Both circulars were issued when the Congress party reigned supreme in Delhi as well as in Gandhinagar; hence, it was no surprise that the proscribed list included the Akhil Bharatiya Vidya Parishad (the students wing of the Sangh Parivar) but excluded the Indian Youth Congress and the Congress Seva Dal although both these organisations are unmistakably political in nature.

The mystery here is two-fold: neither did the naïve BJP/RSS blokes draw public attention to this astounding anomaly during the recent ruckus, nor has the BJP government in Gujarat in the last few years added the two Congress units to the banned list.

Mystery number eleven is why none of our proliferating breed of human rights activists has gone to court challenging government ban on its employees being associated with political or communal bodies.
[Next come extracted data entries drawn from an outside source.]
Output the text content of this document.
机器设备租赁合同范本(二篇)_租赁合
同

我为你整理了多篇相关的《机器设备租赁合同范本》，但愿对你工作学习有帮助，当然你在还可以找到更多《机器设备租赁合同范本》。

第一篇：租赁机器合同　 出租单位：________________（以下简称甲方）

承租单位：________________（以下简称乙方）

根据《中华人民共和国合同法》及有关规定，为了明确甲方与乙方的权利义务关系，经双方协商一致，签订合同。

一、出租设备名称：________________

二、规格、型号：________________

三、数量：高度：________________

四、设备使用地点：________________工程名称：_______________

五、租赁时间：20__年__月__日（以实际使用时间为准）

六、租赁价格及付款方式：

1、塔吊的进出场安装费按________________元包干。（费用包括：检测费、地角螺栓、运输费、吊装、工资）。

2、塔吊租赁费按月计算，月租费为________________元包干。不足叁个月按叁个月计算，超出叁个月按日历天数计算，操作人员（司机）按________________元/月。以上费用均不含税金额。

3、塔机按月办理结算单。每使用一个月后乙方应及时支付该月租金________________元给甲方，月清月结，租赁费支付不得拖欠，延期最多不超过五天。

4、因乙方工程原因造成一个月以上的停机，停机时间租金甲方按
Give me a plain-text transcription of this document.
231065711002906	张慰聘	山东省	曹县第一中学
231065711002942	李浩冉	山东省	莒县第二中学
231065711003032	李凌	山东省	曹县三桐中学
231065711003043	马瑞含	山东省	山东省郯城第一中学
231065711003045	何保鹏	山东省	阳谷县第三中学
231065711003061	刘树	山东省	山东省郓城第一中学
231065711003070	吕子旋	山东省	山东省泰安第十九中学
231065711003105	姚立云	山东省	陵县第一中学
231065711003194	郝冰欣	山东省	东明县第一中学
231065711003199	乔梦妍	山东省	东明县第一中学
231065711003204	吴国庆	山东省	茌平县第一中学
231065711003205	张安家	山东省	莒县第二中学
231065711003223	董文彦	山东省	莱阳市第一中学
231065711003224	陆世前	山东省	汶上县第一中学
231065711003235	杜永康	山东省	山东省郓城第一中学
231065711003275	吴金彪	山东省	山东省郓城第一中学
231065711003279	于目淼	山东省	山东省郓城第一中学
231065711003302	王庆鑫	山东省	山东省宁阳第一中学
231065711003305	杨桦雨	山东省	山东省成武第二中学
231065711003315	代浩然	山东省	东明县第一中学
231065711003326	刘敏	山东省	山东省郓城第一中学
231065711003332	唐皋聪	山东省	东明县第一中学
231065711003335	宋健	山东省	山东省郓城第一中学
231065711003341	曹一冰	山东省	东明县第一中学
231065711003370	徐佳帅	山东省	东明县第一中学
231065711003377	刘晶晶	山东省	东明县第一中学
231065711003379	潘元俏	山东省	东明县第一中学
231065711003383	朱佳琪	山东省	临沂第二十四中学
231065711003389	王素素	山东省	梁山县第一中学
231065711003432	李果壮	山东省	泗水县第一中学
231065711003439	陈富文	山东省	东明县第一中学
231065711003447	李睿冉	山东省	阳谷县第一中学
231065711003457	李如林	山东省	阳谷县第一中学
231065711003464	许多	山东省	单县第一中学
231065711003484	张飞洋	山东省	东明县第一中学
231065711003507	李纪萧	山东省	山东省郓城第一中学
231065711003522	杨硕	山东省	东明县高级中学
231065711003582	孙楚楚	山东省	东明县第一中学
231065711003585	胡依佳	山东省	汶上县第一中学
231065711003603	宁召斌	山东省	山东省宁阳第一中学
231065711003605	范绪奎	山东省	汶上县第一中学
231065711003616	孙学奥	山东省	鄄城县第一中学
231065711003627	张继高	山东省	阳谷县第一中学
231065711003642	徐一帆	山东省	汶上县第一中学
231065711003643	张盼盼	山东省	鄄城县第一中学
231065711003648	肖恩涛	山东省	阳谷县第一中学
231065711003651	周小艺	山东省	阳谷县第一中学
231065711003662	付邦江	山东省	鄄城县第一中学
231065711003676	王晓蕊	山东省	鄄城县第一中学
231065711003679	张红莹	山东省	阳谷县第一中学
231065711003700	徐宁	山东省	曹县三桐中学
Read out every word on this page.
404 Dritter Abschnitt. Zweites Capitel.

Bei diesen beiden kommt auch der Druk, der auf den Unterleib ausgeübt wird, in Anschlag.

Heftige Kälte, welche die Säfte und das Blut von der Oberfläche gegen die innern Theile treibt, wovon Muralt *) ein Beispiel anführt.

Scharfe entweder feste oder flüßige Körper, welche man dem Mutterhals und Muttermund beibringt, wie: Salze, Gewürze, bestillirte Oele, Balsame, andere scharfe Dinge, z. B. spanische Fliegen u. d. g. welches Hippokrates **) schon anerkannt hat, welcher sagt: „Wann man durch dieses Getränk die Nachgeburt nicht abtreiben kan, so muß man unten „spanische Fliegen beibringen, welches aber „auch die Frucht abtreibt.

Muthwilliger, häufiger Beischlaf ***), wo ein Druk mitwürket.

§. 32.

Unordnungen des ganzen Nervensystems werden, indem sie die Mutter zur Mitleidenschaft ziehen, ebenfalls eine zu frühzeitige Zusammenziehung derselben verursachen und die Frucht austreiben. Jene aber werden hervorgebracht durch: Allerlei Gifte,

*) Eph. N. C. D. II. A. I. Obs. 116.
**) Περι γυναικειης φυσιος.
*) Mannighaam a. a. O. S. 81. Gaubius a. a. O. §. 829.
After all, government employees do vote according to their political bent of mind; are they then to be barred from approaching the ballot box as well? Are they similarly to be barred from becoming members of Mumbai's Islam Gymkhana or entering the temple at Tirupati?

The last mystery is the Gujarat government's eleventh hour decision to withdraw its circular of sensation after being so honourably resilient for so long. But that, in retrospect, is no mystery at all. As the RSS chief might well and truly say, "It was Hindu cowardice on display… yet again."